Hmmm, that equation isn’t really false, is it? 
But, then again, realizing why that equation isn’t false reveals the answer to the puzzle. :smack:
Am I being whooshed or is there some underlying truth to 1 = -1?
On further inspection of flex727’s first line I assume it comes from the derivation
Sqr(x-y) = Sqr(x-y)
Sqr(x-y) = Sqr[(-1) * (y-x)]
Sqr(x-y) = Sqr(-1) * Sqr(y-x)
Sqr(x-y) = i * Sqr(y-x).
I can see that the last statement is false, as I saw it was at the beginning of flex727’s problem. It’s still early out here but I can’t seem to find the error in that derivation. Math geeks?
I think it has to do with the square root function being multi-valued.
1 (like all numbers) really has two “square roots”: 1 and -1: (-1)[sup]2[/sup]=1. It’s often convention for the “sqrt” function to imply the positive root, but messing about too haphazardly with this results in ridiculousness like that above.
Similarly, -1 has two square roots: i and -i.
So, 1[sup]1/2[/sup] = i * (-1)[sup]1/2[/sup] is extremely dangerous to write, as both sides of that equation have two values. 1[sup]1/2[/sup] has the values 1 and -1; i * (-1)[sup]1/2[/sup] has the values ii = -1 and i-i = 1.

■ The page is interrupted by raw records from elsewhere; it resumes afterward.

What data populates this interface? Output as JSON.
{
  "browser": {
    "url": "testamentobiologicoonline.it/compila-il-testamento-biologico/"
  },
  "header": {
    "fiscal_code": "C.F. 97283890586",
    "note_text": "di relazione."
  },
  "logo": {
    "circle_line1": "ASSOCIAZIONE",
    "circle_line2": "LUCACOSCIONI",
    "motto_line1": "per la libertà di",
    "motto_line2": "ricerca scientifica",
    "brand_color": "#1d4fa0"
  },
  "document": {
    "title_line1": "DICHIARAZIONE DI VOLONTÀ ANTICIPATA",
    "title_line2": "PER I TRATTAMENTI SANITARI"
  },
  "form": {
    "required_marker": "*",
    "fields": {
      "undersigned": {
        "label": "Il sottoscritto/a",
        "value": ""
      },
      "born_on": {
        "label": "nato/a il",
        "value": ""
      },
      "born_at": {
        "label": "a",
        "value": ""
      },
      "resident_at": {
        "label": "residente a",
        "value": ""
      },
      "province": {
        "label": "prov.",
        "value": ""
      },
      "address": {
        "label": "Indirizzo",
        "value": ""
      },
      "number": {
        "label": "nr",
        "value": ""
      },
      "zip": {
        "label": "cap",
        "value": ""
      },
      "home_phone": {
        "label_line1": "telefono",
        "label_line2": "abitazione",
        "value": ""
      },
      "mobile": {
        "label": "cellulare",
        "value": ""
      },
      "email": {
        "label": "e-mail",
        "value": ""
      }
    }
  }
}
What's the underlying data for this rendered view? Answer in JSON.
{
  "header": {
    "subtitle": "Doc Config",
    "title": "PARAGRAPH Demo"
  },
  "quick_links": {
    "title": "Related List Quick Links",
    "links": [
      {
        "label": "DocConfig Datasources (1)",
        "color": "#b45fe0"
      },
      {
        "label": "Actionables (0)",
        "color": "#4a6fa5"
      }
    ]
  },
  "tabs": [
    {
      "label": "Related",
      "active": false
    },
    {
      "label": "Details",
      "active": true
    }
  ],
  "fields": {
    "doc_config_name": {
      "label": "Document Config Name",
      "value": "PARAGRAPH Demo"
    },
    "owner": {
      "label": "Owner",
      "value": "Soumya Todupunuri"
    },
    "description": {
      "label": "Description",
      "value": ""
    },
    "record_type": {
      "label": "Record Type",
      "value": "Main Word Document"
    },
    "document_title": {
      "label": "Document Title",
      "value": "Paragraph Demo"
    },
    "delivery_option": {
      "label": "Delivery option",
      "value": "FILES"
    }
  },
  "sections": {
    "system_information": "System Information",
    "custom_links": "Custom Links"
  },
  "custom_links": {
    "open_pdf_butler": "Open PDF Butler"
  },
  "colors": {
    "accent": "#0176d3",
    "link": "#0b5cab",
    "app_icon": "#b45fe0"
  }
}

Pick and choose which values you want, and the relation can be either true or false. I’m pressed for time so I can’t flesh this out as thoroughly as I’d prefer to, but I think the whole “proof” makes use of this sort of logical nonsense.
[Lurker mode off]
‘Sqr(x-y) = i * Sqr(y — x)’ is not the problem.
Let’s rename a couple of the variables in the puzzle:
Start from this obvious truth: Sqr(x-y) = i * Sqr(y — x).
Since this is plainly the case for any numbers x and y, put x = a and y = b. Then
Sqr(a — b) = i * Sqr(b — a).
On the other hand, since that obvious truth I started with is the case for any numbers x and y, I could equally well put x =** c** and y = d, to get another, equally true statement:
Sqr(c — d) = i * Sqr(d — c).
Now, if P = Q and R = S, then obviously P * R = Q * S. So:
Sqr(a — b) * Sqr(c — d) = i [sup]2[/sup] * Sqr(b — a) * Sqr(d — c).
Replace a,b,c,d with x,y and we get:
x — y = i[sup]2[/sup] * (y — x)
<=>
x — y = x — y
[Lurker mode on]
b4i4q ru/18 qt pi? 
Unfortunately I can’t see some of the binary operations (in flex’s or moigle’s post (i.e. they’re not in my character set),
what is the binary operation, that I’ve replaced with the %
“sqrt(x-y) = i*sqrt(x % y)”?
Am I right in assuming it’s a minus sign (though why can I see some minus signs and not others)?
Though it’s hard to follow not seeing all the binary operations, it looks like a variation on the one that Richard posted.